Can you find these sets of permutations?

Question

We have $n\geq2$ a natural number and $S_{n}$ the set of permutations with length n. Find the sets: $A=\left\{\sigma\in S_{n}\mid \exists\ r\geq1 \ and \ \sigma_{1},\sigma_{2},...,\sigma_{r}\in \ S_{n}\ such \ that \ \sigma=\sigma_{1}^2\sigma_{2}^2...\sigma_{r}^2\right\}$ $B=\left\{\sigma\in S_{n}\mid \exists\ r\geq1 \ and \ \sigma_{1},\sigma_{2},...,\sigma_{r}\in \ S_{n}\ such \ that \ \sigma=\sigma_{1}^3\sigma_{2}^3...\sigma_{r}^3\right\}$

Answer 1

Recall that any $\sigma$ can be written as the product of transpositions. Note also that for any transposition $\tau$, $\tau=\tau^3$. So if we take $\sigma$, write it as the product $\sigma=\sigma_1\ldots\ldots\sigma_r$ of transpositions $\sigma_1, \ldots, \sigma_r$, it's also true that $$\sigma=\sigma_1^3\ldots \sigma_r^3.$$ Therefore $B=S_n$.

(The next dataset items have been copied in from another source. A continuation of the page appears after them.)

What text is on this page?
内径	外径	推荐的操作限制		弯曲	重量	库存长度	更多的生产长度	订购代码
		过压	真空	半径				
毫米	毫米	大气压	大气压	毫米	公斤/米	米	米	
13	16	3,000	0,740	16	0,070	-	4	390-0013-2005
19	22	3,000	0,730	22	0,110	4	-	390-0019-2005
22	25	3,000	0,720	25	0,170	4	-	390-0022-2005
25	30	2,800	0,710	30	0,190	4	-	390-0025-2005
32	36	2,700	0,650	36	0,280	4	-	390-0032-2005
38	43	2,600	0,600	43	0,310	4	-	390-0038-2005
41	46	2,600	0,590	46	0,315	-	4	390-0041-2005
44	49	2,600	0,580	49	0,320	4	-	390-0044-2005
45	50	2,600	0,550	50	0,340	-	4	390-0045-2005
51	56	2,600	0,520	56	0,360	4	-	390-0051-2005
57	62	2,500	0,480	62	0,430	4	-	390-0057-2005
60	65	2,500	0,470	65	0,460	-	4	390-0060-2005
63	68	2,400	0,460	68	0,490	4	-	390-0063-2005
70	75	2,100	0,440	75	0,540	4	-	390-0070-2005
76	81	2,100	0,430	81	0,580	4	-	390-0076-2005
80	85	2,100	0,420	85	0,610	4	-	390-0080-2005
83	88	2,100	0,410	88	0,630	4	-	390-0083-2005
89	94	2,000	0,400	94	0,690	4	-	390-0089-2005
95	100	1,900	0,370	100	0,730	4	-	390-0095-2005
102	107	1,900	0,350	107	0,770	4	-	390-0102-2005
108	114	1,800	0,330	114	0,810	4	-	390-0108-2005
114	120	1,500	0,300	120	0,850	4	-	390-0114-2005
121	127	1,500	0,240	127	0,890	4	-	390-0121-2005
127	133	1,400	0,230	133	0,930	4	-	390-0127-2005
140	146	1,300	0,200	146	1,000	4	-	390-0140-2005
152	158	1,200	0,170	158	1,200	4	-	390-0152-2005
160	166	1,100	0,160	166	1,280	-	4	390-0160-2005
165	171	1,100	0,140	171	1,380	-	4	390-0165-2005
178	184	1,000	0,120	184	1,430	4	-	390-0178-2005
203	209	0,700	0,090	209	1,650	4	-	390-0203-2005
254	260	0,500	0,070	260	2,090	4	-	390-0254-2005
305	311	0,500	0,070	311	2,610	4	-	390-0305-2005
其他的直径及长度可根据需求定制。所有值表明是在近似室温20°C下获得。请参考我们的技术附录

Recall that $A_n\subset S_n$ is the alternating group, which is the set of all $\sigma\in S_n$ which can be written as the product of an even number of transpositions. If $$\sigma=\sigma_1^2\ldots \sigma_r^2,$$ then if we write $\sigma_i=\tau_{i,1}\ldots \tau_{i,r_i}$ for some transpositions $\tau_{i,1},\ldots, \tau_{i,r_i}$, then $$\sigma_i^2=\tau_{i,1}\ldots \tau_{i,r_i}\tau_{i,1}\ldots \tau_{i,r_i},$$ which is the product of $2r_i$ transpositions. Therefore $\sigma$ is the sum of $2\sum_{i=1}^r r_i$ transpositions, and $\sigma\in A_n$. Therefore $A\subset A_n$.

I claim that $A=A_n$. First consider two transpositions $(ab),(cd)$. If $\{a,b\}=\{c,d\}$, then $(ab)(cd)=\iota=\iota^2$, where $\iota$ is the identity permutation. If $|\{a,b\}\cap \{c,d\}|=1$, then without loss of generality we can assume $b=c$. Then $(ab)(cd)=(ab)(bd)=(bda)=(bad)^2$. Last, if $\{a,b\}\cap \{c,d\}=\varnothing$, then $(ab)(cd)=(acbd)^2$. So any product of two transpositions can be written as $\mu^2$ for some $\mu$. Therefore for $\sigma\in A$, we can write $$\sigma= \tau_1\ldots \tau_{2r}.$$ Note the $2r$ subscript, since we have an even number of transpositions. Then for some $\mu_1, \ldots, \mu_r$, we have $\tau_1\tau_2=\mu_1^2$, $\tau_3\tau_4=\mu_2^2$, etc. In general, $\tau_{2k-1}\tau_{2k}=\mu_k^2$. Then $$\sigma=(\tau_1\tau_2)(\tau_3\tau_4)\ldots (\tau_{2r-1}\tau_{2r})=\mu_1^2\ldots \mu_r^2.$$